Carl narrowed his eyes. “Fine. Doris, you can take the rest of the night off. That was your last dance. Cinnamon, don’t fuck this up. At least look alive out there.” He hustled out of the room, and the curtain swished closed behind him.
“You didn’t have to do that,” Doris murmured.
“They gotta job opening at Essie’s Pantry,” Candace said fast before the other two girls got back from their dance. The music was blaring, and she had to repeat it for Doris to hear. “I’ve been looking at switching things up. I won’t go after that job if you want it.”
“But then you won’t get out of here,” Doris said in a vacant voice. “You’ll end up just like me.”
“I’ll find another way.”
Doris huffed a laugh and shook her head, returned her attention to her reflection. “You and I both know that grocery store salary won’t touch the instant cash we could make here.”
“But is the cash worth the cost?” Candace asked.
Doris didn’t answer. Instead she pulled her fake eyelashes off and tossed them into the wastebasket beside her, then pulled her duffle bag over her shoulder and strode for the door.
“Aren’t you going to change? It’s early enough to grab dinner somewhere?”
“No, honey. I’m going home. I have a microwave dinner with my name on it, and it don’t care that I’m dressed in hoochie clothes.” She gave a little half-assed smile and left the way Carl did.
Tonight sucked. Candace had been struggling with this job for a while, but seeing Doris so sad made her afraid that if she didn’t change her stars, she really would end up like her. Ten years in, and she’d be completely jaded by men and the way they looked at girls like her and Doris. The way they treated them. Oh, some were nice enough, but Candace didn’t do lap dances, and sometimes men got angry when they drank at the bar here. Sometimes they got rough or said cruel things to try to shame her into dancing just for them.

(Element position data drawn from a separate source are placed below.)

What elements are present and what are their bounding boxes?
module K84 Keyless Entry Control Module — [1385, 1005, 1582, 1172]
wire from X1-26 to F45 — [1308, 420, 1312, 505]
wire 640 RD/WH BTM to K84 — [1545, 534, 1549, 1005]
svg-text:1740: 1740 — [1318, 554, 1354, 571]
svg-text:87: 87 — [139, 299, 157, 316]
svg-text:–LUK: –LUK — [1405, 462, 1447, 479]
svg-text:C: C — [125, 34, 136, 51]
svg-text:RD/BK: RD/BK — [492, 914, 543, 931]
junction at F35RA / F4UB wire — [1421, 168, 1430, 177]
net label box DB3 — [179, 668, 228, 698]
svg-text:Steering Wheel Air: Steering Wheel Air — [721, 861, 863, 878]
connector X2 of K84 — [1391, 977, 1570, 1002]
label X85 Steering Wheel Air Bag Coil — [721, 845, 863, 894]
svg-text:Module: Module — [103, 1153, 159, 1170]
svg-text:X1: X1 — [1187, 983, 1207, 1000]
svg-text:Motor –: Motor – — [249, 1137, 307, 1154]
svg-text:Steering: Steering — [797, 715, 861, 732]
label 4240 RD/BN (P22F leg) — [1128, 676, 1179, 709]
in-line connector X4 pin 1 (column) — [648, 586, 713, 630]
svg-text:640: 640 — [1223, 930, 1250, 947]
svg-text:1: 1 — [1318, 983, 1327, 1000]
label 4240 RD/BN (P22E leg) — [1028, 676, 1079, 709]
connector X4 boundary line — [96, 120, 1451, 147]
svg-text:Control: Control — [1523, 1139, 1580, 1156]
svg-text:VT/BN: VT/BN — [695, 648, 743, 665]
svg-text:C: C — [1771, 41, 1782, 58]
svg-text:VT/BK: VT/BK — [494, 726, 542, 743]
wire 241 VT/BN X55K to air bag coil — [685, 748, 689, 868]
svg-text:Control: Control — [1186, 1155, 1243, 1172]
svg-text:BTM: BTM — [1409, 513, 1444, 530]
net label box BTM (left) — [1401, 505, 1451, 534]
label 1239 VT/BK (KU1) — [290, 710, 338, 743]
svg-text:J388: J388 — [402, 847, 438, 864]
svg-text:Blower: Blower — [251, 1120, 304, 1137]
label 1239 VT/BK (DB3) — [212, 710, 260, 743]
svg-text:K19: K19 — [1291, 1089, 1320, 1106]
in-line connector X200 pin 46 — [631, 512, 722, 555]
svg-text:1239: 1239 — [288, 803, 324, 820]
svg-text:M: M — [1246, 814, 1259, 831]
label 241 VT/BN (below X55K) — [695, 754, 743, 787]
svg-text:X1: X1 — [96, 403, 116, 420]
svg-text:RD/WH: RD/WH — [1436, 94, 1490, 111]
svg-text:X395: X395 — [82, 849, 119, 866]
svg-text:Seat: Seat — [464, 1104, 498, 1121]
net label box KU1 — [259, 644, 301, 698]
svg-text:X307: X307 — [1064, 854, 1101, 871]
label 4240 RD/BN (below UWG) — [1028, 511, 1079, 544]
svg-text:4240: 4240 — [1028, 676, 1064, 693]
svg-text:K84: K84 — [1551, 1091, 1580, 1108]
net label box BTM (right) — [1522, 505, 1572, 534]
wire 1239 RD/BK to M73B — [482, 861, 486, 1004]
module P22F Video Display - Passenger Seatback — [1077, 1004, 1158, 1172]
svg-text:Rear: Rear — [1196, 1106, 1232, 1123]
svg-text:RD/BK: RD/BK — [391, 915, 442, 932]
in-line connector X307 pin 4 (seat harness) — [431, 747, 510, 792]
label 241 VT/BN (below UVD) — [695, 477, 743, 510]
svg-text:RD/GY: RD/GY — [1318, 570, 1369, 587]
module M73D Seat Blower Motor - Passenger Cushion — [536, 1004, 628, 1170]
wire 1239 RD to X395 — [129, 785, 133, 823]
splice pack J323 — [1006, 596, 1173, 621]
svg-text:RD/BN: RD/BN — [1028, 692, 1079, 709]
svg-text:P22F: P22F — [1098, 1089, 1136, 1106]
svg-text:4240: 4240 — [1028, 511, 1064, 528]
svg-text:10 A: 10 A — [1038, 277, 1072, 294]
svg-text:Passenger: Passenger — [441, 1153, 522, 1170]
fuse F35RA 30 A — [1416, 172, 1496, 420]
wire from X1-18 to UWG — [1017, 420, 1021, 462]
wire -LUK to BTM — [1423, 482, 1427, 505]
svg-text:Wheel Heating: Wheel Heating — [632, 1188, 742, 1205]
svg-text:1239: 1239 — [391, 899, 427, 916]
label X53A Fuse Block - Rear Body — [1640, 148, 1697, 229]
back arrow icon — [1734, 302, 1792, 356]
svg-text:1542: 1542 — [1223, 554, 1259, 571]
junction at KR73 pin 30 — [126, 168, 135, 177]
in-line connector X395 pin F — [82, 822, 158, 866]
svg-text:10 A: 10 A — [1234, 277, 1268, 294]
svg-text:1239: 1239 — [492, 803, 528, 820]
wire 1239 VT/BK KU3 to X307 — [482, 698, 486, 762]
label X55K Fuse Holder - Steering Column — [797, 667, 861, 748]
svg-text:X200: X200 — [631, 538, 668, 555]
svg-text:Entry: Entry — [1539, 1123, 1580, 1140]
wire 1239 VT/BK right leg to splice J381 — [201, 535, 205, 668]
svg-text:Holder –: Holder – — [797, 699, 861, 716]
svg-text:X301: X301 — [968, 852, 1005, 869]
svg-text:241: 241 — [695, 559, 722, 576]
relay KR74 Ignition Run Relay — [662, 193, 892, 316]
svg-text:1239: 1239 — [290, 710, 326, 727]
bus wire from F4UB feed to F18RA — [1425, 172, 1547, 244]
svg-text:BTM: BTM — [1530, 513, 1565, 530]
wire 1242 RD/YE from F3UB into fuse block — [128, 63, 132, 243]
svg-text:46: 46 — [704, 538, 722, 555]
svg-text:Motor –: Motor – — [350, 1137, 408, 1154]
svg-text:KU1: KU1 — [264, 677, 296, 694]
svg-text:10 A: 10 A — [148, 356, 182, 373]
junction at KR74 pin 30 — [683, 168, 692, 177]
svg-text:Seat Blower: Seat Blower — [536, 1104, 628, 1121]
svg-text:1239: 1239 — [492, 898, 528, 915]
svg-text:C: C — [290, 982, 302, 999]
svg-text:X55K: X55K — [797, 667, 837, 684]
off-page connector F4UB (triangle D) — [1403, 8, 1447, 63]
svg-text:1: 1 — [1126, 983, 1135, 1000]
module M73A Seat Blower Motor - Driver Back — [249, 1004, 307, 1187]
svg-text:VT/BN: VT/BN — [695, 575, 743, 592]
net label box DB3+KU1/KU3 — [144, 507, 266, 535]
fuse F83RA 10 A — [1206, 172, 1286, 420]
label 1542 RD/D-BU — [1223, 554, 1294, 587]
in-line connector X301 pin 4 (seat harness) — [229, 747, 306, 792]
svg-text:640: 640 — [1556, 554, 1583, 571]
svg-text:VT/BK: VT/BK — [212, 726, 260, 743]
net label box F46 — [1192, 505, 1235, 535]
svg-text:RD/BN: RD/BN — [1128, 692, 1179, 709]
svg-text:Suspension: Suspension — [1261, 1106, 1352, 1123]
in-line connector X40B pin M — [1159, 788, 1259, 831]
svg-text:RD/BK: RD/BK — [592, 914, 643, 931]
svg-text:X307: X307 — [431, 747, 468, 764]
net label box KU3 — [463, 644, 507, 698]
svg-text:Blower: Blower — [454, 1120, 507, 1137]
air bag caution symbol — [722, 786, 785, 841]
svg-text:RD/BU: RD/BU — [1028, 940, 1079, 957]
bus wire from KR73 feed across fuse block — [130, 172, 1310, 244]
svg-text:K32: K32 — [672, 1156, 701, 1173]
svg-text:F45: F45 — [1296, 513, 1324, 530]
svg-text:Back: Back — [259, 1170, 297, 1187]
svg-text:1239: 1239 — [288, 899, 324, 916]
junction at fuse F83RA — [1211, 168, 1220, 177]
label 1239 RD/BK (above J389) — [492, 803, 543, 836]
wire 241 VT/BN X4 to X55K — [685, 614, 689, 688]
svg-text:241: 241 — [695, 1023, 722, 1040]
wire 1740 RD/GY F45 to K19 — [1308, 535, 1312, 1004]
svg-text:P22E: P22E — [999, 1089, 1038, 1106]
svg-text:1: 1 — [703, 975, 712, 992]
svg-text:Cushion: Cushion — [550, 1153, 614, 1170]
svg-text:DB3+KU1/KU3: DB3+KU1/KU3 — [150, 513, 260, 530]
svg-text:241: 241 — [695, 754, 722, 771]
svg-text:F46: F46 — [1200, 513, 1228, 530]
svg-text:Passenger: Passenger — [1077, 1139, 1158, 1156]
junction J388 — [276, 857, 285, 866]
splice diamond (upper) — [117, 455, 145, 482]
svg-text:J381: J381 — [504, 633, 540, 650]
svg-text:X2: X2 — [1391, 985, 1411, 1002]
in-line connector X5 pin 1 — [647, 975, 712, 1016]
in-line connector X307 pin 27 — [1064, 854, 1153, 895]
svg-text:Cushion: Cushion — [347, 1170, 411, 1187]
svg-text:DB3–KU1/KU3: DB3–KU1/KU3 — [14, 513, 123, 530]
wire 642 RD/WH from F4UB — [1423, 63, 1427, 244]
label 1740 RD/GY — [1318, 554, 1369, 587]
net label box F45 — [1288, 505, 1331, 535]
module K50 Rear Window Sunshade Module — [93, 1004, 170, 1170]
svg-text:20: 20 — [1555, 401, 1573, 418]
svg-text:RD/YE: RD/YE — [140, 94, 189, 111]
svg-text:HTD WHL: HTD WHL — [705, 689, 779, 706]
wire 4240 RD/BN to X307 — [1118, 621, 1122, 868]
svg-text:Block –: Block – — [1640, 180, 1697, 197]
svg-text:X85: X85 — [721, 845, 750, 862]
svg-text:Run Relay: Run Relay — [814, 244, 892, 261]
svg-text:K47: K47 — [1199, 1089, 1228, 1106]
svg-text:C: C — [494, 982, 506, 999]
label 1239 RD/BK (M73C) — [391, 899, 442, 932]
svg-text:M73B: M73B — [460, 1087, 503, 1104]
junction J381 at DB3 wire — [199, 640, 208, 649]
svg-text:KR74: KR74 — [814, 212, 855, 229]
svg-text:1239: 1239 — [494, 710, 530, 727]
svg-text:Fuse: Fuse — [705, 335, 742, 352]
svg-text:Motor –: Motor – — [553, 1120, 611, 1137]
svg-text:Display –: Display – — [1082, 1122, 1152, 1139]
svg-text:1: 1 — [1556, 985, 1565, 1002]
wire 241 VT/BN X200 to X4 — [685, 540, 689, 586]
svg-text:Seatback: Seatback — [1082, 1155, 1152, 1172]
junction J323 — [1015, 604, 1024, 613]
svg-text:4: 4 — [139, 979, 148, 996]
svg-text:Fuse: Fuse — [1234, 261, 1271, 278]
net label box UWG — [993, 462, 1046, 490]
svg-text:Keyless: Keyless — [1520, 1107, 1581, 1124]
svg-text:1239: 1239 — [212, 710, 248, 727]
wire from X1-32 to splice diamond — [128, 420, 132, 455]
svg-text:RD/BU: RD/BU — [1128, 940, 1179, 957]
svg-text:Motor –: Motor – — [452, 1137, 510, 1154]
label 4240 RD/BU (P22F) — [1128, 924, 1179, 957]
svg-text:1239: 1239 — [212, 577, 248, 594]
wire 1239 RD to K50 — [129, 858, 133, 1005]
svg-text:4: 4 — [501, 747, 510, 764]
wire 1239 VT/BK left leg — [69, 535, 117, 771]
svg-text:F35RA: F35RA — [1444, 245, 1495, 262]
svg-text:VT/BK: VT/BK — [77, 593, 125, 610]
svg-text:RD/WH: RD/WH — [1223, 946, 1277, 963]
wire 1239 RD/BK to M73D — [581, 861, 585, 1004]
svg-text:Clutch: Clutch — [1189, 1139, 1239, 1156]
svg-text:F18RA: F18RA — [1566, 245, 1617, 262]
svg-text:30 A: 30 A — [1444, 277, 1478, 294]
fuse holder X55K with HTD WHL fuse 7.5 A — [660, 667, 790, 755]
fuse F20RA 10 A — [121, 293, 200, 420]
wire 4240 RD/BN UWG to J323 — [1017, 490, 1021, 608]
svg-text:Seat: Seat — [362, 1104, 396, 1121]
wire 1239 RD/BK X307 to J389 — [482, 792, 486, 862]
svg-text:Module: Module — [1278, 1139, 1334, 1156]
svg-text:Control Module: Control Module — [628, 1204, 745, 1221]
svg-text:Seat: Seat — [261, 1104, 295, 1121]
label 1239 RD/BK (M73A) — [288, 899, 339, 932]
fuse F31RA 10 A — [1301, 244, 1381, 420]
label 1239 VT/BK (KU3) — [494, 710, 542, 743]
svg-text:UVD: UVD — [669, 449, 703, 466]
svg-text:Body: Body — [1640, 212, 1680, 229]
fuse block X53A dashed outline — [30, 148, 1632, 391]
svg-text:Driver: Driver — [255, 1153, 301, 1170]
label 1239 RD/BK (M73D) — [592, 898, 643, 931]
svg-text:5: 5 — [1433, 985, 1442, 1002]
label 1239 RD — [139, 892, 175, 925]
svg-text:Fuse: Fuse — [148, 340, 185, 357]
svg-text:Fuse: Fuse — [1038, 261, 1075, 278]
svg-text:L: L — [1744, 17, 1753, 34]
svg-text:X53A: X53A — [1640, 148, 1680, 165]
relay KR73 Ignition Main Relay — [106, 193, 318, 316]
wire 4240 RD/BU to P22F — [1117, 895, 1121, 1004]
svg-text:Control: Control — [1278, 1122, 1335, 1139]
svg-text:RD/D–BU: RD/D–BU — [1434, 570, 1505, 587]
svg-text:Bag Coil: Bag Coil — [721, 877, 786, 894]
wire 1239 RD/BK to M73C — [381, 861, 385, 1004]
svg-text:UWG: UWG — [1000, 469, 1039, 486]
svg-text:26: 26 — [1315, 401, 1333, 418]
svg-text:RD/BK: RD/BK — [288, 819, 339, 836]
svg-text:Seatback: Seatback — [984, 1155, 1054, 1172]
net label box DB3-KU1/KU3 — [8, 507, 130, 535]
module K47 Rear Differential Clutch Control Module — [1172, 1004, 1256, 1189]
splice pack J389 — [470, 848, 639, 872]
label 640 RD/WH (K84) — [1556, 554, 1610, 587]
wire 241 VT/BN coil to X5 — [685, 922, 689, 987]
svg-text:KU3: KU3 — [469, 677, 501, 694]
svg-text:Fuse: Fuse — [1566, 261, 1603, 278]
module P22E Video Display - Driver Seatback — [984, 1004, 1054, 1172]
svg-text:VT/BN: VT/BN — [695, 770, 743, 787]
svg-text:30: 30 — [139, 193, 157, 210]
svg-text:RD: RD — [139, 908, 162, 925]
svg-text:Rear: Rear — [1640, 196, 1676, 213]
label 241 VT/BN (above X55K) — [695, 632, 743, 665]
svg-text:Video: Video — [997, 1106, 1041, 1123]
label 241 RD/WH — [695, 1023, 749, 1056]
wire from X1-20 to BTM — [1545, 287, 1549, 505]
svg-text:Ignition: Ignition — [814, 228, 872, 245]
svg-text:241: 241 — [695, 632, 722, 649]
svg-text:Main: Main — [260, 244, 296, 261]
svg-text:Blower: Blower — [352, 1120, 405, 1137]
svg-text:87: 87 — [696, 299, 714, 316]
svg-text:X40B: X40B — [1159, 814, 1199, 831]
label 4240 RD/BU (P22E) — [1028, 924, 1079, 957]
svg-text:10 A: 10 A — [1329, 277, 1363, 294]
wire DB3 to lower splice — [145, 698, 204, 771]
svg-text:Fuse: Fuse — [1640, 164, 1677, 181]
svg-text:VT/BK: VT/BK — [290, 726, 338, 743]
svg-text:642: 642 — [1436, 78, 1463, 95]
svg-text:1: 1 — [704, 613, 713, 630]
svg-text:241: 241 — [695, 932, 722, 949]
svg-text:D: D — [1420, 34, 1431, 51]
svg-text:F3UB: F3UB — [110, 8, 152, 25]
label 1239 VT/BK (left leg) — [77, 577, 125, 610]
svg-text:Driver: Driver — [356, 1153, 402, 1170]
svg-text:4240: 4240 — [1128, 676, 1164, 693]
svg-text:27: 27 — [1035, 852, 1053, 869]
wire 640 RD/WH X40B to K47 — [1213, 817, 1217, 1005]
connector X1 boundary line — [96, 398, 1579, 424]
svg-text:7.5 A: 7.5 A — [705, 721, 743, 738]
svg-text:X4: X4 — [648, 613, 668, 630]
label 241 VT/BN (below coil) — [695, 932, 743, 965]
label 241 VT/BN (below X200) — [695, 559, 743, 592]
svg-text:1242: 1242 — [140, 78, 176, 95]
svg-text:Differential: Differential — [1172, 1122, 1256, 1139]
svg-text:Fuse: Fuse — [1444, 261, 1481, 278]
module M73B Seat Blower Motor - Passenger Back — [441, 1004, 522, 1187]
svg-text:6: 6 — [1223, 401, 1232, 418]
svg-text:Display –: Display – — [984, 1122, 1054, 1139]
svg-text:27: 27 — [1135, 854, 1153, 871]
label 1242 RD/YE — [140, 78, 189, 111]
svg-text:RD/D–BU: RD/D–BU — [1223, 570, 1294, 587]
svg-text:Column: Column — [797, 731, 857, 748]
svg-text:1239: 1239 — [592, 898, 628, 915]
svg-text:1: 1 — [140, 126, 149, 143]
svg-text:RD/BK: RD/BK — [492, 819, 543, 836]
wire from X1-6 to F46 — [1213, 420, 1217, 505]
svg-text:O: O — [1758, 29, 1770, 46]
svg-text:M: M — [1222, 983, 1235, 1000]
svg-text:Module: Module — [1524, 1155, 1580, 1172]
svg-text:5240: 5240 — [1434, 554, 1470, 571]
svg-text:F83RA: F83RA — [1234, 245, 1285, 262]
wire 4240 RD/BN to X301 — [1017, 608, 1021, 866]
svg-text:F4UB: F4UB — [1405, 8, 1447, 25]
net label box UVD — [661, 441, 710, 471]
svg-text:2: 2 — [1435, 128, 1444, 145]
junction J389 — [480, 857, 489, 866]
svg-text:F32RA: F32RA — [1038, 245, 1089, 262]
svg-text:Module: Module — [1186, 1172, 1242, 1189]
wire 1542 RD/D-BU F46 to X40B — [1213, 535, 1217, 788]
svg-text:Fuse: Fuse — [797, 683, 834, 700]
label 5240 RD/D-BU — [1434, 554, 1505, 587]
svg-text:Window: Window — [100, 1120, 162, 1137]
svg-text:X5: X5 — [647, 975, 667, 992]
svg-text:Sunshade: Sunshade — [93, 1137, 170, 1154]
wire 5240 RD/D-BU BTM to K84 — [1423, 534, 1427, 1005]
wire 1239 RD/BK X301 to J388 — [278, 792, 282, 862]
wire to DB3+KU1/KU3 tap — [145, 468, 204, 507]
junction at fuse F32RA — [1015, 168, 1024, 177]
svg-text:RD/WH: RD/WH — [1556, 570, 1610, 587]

What was she doing here? Dad would’ve rolled over in his grave if he knew she was paying his medical bills like this. She was so far from the girl her dad has raised, and the shame she tried so hard to keep at bay reared its ugly head. Heat crept up her neck and made a pit stop in her cheeks, and carefully, she turned her face away from the mirror.
“You’re up,” Carl yelled through the curtain over the cheering from the main room.
A hundred and fifty dollars to dance half naked, and for some reason she’d felt less cheap when she’d considered sleeping with Torren for money. Why? She’d never been tempted to sleep with a boy who wasn’t serious about her. Why now? Was it desperation for money? For a friend? For a change? For him?
“Cinnamon!” Carl yelled.
She dashed a knuckle under her eyes just in case a tear had escaped, then stood and inhaled deeply, steeling herself to put on the show so she could pay her electric bill. She could do this, same as every other night.
“Coming,” she murmured.
Chapter Seven
Torren was at the bar getting Vyr a beer—ha, Vyr a beer, a poet as fuck—when he heard a man call for Cinnamon. God, he hated that name. Candace was much prettier and suited her better. Her real name. Real suited real, and there was something about that woman that had drawn up into fine focus when they’d been talking in his room.
Vyr was a douche for ordering him to come here.
“You don’t do the alpha shit right,” he mumbled as he handed Vyr his drink and sat down beside him, close enough to the stage to touch it. “You’re only supposed to make orders for the good of the crew.”
“Yeah, I don’t care. I never wanted to be alpha, so if you and Nox and Nevada are going to make me do this, I’m going to run it how I want. Now shhh. It’s starting, and I don’t want you to miss the best part. Oh.” Vyr slid a silver-eyed glare at Torren. “And I order you not to Change.”
There was steel in the Red Dragon’s voice, and inside of Torren, something awful happened. The gorilla roared as he shrank into a ball, bringing an instant wave of pain to Torren’s body. The silverback side of him didn’t like to be controlled. He fought everything.